The output is a little strange. The actual output is a list. Since there are six strings in our original vector there are six items in our list. The first three items in the list contain nothing because the first three entries in our vector do not contain any numbers. The last three items in the list each contain a number because these are the numbers contained in the original vector.

The next expression we will learn is for finding word characters, which is the “\\w” expression. This expression will find any word character or number. Below is an example.

> str_match_all(people_and_numbers,"\\w")
[[1]]
     [,1]
[1,] "B" 
[2,] "o" 
[3,] "b" 

[[2]]
     [,1]
[1,] "B" 
[2,] "r" 
[3,] "a" 
[4,] "d" 

[[3]]
     [,1]
[1,] "D" 
[2,] "a" 
[3,] "n" 

[[4]]
     [,1]
[1,] "1" 

[[5]]
     [,1]
[1,] "2" 

[[6]]
     [,1]
[1,] "3"

Notice how the output splits apart of the characters in each word. Besides this, the output is to be expected.

We can also indicate that we want only letters. This is done by using brackets and dashes. below is the code and output.

> str_match_all(people_and_numbers,"[A-Za-z]")
[[1]]
     [,1]
[1,] "B" 
[2,] "o" 
[3,] "b" 

[[2]]
     [,1]
[1,] "B" 
[2,] "r" 
[3,] "a" 
[4,] "d" 

[[3]]
     [,1]
[1,] "D" 
[2,] "a" 
[3,] "n" 

[[4]]
     [,1]

[[5]]
     [,1]

[[6]]
     [,1]

The output is mostly the same. The first three words are split apart. However, the last three items are empty because the numbers do not contain letters.

You can put almost anything inside the brackets. In the example below, we are only looking for vowels.

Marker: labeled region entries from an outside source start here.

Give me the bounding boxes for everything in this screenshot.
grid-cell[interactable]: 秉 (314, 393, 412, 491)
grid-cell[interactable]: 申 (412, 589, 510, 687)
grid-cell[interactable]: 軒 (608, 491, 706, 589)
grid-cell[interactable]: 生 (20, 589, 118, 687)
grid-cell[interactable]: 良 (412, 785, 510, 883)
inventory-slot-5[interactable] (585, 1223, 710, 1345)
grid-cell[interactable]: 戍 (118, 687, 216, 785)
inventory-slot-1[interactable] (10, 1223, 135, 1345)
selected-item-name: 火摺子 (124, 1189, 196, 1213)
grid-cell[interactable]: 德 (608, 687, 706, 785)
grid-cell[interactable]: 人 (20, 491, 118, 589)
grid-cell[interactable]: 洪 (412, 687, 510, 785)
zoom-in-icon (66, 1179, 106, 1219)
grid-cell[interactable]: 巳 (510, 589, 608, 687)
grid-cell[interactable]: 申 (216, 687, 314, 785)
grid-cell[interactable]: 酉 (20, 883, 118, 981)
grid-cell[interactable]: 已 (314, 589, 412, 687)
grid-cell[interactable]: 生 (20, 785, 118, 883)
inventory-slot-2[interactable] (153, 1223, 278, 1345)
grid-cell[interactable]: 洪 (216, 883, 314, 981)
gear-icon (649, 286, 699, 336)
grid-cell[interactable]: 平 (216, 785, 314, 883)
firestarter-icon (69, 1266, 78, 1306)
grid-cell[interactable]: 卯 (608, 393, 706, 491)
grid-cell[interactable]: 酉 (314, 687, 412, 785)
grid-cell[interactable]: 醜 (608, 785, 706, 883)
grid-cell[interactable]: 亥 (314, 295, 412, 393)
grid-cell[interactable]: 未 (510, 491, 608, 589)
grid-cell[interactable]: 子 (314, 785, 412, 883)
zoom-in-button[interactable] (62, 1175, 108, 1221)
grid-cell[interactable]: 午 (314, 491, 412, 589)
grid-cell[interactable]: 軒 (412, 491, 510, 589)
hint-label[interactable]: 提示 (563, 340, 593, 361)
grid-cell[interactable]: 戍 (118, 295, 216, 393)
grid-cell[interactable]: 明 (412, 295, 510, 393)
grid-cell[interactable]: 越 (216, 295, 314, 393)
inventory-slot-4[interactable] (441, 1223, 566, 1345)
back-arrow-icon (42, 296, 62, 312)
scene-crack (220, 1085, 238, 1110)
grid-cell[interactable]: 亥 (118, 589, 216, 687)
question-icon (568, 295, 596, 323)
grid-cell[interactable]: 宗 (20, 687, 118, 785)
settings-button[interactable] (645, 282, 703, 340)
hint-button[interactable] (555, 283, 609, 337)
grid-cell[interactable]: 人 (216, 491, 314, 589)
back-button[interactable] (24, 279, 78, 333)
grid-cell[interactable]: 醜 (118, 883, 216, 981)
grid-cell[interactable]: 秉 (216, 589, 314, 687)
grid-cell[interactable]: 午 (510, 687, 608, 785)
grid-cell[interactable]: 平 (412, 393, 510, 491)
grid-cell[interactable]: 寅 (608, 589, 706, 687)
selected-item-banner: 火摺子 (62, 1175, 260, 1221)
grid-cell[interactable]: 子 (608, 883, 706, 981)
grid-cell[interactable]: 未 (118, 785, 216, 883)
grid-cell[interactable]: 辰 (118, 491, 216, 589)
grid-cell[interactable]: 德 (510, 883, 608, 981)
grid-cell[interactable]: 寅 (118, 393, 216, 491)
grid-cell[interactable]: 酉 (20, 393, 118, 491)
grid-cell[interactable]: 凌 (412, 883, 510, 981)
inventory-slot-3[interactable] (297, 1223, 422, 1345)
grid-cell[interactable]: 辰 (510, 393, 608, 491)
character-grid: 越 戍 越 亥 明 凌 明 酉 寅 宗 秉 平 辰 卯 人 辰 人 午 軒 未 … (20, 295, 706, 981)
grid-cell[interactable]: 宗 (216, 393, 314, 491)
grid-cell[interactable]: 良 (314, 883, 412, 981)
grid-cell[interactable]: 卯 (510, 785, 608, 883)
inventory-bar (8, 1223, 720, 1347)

> str_match_all(people_and_numbers,"[aeiou]")
[[1]]
     [,1]
[1,] "o" 

[[2]]
     [,1]
[1,] "a" 

[[3]]
     [,1]
[1,] "a" 

[[4]]
     [,1]

[[5]]
     [,1]

[[6]]
     [,1]

Now only the items that contain vowels are included in the list.

Conclusion

These are just some of the amazing things that regular expression can allow you to do. Whenever you need to wrestle with text it is important to remember how regular expressions can help you.